Now, I did not feel the same sense of schadenfreude watching Burback suffer the way I had when Spurlock suffered at the hands of McDonalds.   I indeed felt a lot of sympathy for Burbeck’s situation. I think that’s because Burback made it clear from the beginning going to 18 Rainforest Cafés was a stupid idea.   I believe 9.7 million people watched (and that video inspired a sequel where Burback traveled to all 21 Margaritaville in the US that also has about 8.9 million views  [xvi] ) because we know he was doing something stupid and were caught up in the sheer joy of the stupid nature of the video.  Burback isn’t layering the Rainforest Café video with some overarching highfalutin narrative about how e-commerce and greedy monopolists[xvii]  are pushing these types of themed restaurants to the point of extinction thanks to inflation and lack of competition in the food industry and elsewhere. 

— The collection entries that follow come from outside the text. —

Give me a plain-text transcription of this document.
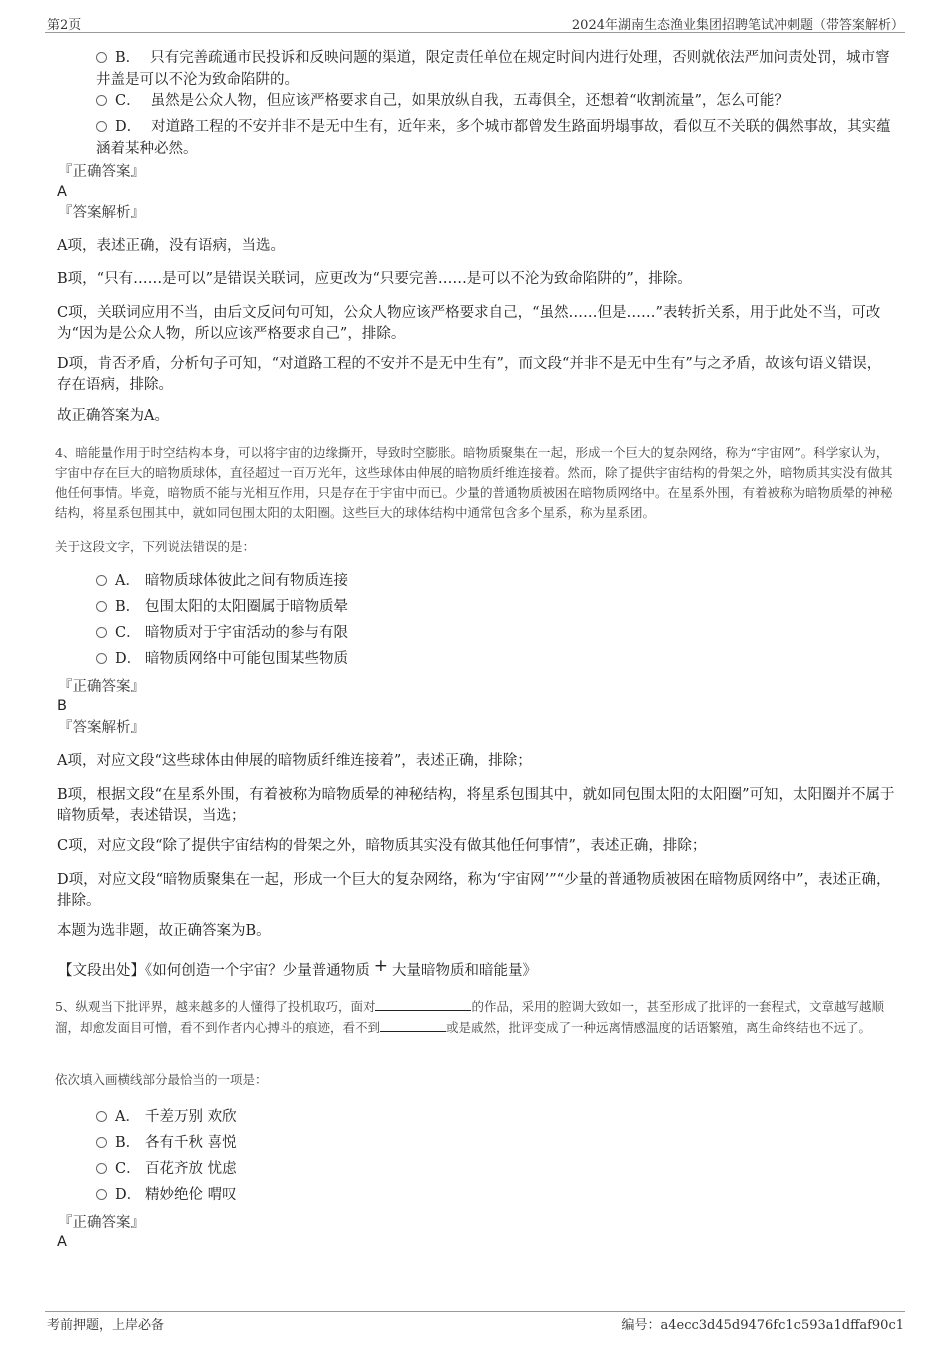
第2页	2024年湖南生态渔业集团招聘笔试冲刺题（带答案解析）
B． 只有完善疏通市民投诉和反映问题的渠道，限定责任单位在规定时间内进行处理，否则就依法严加问责处罚，城市窨井盖是可以不沦为致命陷阱的。
C． 虽然是公众人物，但应该严格要求自己，如果放纵自我，五毒俱全，还想着“收割流量”，怎么可能？
D． 对道路工程的不安并非不是无中生有，近年来，多个城市都曾发生路面坍塌事故，看似互不关联的偶然事故，其实蕴涵着某种必然。
『正确答案』
A
『答案解析』
A项，表述正确，没有语病，当选。
B项，“只有……是可以”是错误关联词，应更改为“只要完善……是可以不沦为致命陷阱的”，排除。
C项，关联词应用不当，由后文反问句可知，公众人物应该严格要求自己，“虽然……但是……”表转折关系，用于此处不当，可改为“因为是公众人物，所以应该严格要求自己”，排除。
D项，肯否矛盾，分析句子可知，“对道路工程的不安并不是无中生有”，而文段“并非不是无中生有”与之矛盾，故该句语义错误，存在语病，排除。
故正确答案为A。
4、暗能量作用于时空结构本身，可以将宇宙的边缘撕开，导致时空膨胀。暗物质聚集在一起，形成一个巨大的复杂网络，称为“宇宙网”。科学家认为，宇宙中存在巨大的暗物质球体，直径超过一百万光年，这些球体由伸展的暗物质纤维连接着。然而，除了提供宇宙结构的骨架之外，暗物质其实没有做其他任何事情。毕竟，暗物质不能与光相互作用，只是存在于宇宙中而已。少量的普通物质被困在暗物质网络中。在星系外围，有着被称为暗物质晕的神秘结构，将星系包围其中，就如同包围太阳的太阳圈。这些巨大的球体结构中通常包含多个星系，称为星系团。
关于这段文字，下列说法错误的是：
A． 暗物质球体彼此之间有物质连接
B． 包围太阳的太阳圈属于暗物质晕
C． 暗物质对于宇宙活动的参与有限
D． 暗物质网络中可能包围某些物质
『正确答案』
B
『答案解析』
A项，对应文段“这些球体由伸展的暗物质纤维连接着”，表述正确，排除；
B项，根据文段“在星系外围，有着被称为暗物质晕的神秘结构，将星系包围其中，就如同包围太阳的太阳圈”可知，太阳圈并不属于暗物质晕，表述错误，当选；
C项，对应文段“除了提供宇宙结构的骨架之外，暗物质其实没有做其他任何事情”，表述正确，排除；
D项，对应文段“暗物质聚集在一起，形成一个巨大的复杂网络，称为‘宇宙网’”“少量的普通物质被困在暗物质网络中”，表述正确，排除。
本题为选非题，故正确答案为B。
【文段出处】《如何创造一个宇宙？少量普通物质 + 大量暗物质和暗能量》
5、纵观当下批评界，越来越多的人懂得了投机取巧，面对	的作品，采用的腔调大致如一，甚至形成了批评的一套程式，文章越写越顺溜，却愈发面目可憎，看不到作者内心搏斗的痕迹，看不到	或是戚然，批评变成了一种远离情感温度的话语繁殖，离生命终结也不远了。
依次填入画横线部分最恰当的一项是：
A． 千差万别 欢欣
B． 各有千秋 喜悦
C． 百花齐放 忧虑
D． 精妙绝伦 喟叹
『正确答案』
A
考前押题，上岸必备	编号：a4ecc3d45d9476fc1c593a1dffaf90c1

Now, there are other YouTubers who may take a mega challenge and turn it for good.  I like YouTuber Ryan Trahan[xviii] tries to confirm 1-star reviews of various places knowing many of the places we go to aren’t that bad.   Others are content like the Good Mythical Morning to rank and rate various foods which can be helpful.[xix]   But I think what makes the Burback Rainforest Café video stick out in my mind is the parallel of eating a lot of bad for you foods, not feeling good and being somewhat entertained if you could call vicarious empathy for a stupid situation entertainment. 

Burback knew eating food at 18 different Rainforest Cafes was stupid, he had no clue how this stupid idea would play out, but let’s just hop aboard that 2002 Tacoma truck and enjoy the journey he wasn’t.